[Note 5 April 2019: A new version of the paper has been updated on arXiv with many new results. We introduce also backtracking versions of Momentum and NAG, and prove convergence under the same assumptions as for Backtracking Gradient Descent.
Source codes are available on GitHub at the link.
We improved the algorithms for applying to DNN, and obtain better performance than state-of-the-art algorithms such as MMT, NAG, Adam, Adamax, Adagrad,...
The most special feature of our algorithms are that they are automatic, you do not need to do manual fine-tuning of learning rates as common practice. Our automatic fine-tuning is different in nature from Adam, Adamax, Adagrad,... and so on. More details are in the paper.
Based on very recent results: In my joint work in this paper
We showed that backtracking gradient descent, when applied to an arbitrary C^1 function $f$, with only a countable number of critical points, will always either converge to a critical point or diverge to infinity. This condition is satisfied for a generic function, for example for all Morse functions. We also showed that in a sense it is very rare for the limit point to be a saddle point.

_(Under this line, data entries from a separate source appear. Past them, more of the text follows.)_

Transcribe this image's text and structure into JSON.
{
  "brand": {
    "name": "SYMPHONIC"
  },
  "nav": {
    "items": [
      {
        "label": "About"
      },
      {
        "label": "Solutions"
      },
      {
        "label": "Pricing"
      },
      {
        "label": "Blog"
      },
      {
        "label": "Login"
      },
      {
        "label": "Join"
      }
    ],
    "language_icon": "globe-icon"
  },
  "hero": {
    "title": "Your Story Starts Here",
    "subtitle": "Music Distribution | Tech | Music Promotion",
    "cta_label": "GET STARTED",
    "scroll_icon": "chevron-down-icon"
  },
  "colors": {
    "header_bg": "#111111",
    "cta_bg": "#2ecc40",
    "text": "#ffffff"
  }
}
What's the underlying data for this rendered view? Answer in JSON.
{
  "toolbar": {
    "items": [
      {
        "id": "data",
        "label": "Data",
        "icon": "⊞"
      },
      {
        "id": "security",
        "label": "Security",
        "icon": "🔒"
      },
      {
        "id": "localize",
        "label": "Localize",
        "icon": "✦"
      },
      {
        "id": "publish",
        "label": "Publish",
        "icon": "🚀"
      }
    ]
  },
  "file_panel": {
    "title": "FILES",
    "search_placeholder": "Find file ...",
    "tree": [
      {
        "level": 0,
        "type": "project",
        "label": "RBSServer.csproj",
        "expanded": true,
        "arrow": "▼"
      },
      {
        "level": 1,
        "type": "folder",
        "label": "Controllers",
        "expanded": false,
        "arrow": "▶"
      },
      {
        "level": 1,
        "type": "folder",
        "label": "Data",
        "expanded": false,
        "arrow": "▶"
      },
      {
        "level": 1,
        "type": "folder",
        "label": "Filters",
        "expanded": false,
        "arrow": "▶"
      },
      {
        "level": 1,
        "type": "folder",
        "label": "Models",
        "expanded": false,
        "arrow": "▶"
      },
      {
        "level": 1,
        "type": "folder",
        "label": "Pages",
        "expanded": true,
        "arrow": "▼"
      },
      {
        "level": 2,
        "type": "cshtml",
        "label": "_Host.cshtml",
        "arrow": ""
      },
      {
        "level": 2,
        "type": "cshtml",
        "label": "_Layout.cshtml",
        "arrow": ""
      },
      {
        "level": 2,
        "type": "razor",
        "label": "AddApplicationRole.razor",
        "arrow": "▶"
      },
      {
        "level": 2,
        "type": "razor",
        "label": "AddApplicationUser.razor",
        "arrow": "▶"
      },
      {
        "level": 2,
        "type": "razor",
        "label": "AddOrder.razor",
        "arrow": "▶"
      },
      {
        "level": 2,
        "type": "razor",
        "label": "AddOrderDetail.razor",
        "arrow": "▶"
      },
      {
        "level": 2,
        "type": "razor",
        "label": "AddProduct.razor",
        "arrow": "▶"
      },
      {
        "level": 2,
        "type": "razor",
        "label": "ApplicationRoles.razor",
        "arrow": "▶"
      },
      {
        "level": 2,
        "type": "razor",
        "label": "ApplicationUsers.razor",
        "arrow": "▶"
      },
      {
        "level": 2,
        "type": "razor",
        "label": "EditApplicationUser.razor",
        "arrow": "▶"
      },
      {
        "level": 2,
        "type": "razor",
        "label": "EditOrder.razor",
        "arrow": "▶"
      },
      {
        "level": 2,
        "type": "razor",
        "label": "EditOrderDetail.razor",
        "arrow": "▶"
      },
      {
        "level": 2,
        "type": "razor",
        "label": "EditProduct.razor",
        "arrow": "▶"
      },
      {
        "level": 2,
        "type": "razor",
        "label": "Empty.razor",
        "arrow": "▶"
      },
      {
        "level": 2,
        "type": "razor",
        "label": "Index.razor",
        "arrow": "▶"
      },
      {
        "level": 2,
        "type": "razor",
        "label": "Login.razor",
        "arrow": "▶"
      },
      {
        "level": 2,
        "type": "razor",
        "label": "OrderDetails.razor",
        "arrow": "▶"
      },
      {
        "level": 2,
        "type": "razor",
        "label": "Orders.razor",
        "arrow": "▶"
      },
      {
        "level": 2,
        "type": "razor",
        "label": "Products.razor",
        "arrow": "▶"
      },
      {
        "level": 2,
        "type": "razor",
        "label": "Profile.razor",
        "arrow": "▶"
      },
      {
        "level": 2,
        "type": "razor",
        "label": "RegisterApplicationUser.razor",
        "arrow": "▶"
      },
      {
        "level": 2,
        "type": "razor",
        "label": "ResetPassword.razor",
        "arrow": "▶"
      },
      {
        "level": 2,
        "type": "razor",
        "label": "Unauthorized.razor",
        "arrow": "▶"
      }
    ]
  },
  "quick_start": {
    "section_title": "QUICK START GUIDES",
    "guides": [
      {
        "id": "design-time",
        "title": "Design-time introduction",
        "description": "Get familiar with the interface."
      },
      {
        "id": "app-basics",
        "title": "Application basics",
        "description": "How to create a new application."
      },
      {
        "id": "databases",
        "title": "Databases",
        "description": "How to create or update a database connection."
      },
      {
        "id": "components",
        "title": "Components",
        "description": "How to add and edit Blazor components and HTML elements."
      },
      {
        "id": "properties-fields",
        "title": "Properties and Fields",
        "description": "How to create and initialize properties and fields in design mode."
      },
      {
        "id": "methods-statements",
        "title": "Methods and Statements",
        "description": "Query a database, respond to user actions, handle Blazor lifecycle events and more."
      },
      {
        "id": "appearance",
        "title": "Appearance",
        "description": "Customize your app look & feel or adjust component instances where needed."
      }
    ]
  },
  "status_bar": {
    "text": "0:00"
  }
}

So if all of your critical points are non-degenerate, then in a certain sense the limit points are all minimums. [Please see also references in the cited paper for the known results in the case of the standard gradient descent.]
Based on the above, we proposed a new method in deep learning which is on par with current state-of-the-art methods and does not need manual fine-tuning of the learning rates. (In a nutshell, the idea is that you run backtracking gradient descent a certain amount of time, until you see that the learning rates, which change with each iteration, become stabilise. We expect this stabilisation, in particular at a critical point which is C^2 and is non-degenerate, because of the convergence result I mentioned above. At that point, you switch to the standard gradient descent method. Please see the cited paper for more detail. This method can also be applied to other optimal algorithms.)
P.S. Regarding your original question about the standard gradient descent method, to my knowledge only in the case where the derivative of the map is globally Lipschitz and the learning rate is small enough that the standard gradient descent method is proven to converge. [If these conditions are not satisfied, there are simple counter-examples showing that no convergence result is possible, see the cited paper for some.] In the paper cited above, we argued that in the long run the backtracking gradient descent method will become the standard gradient descent method, which gives an explanation why the standard gradient descent method usually works well in practice.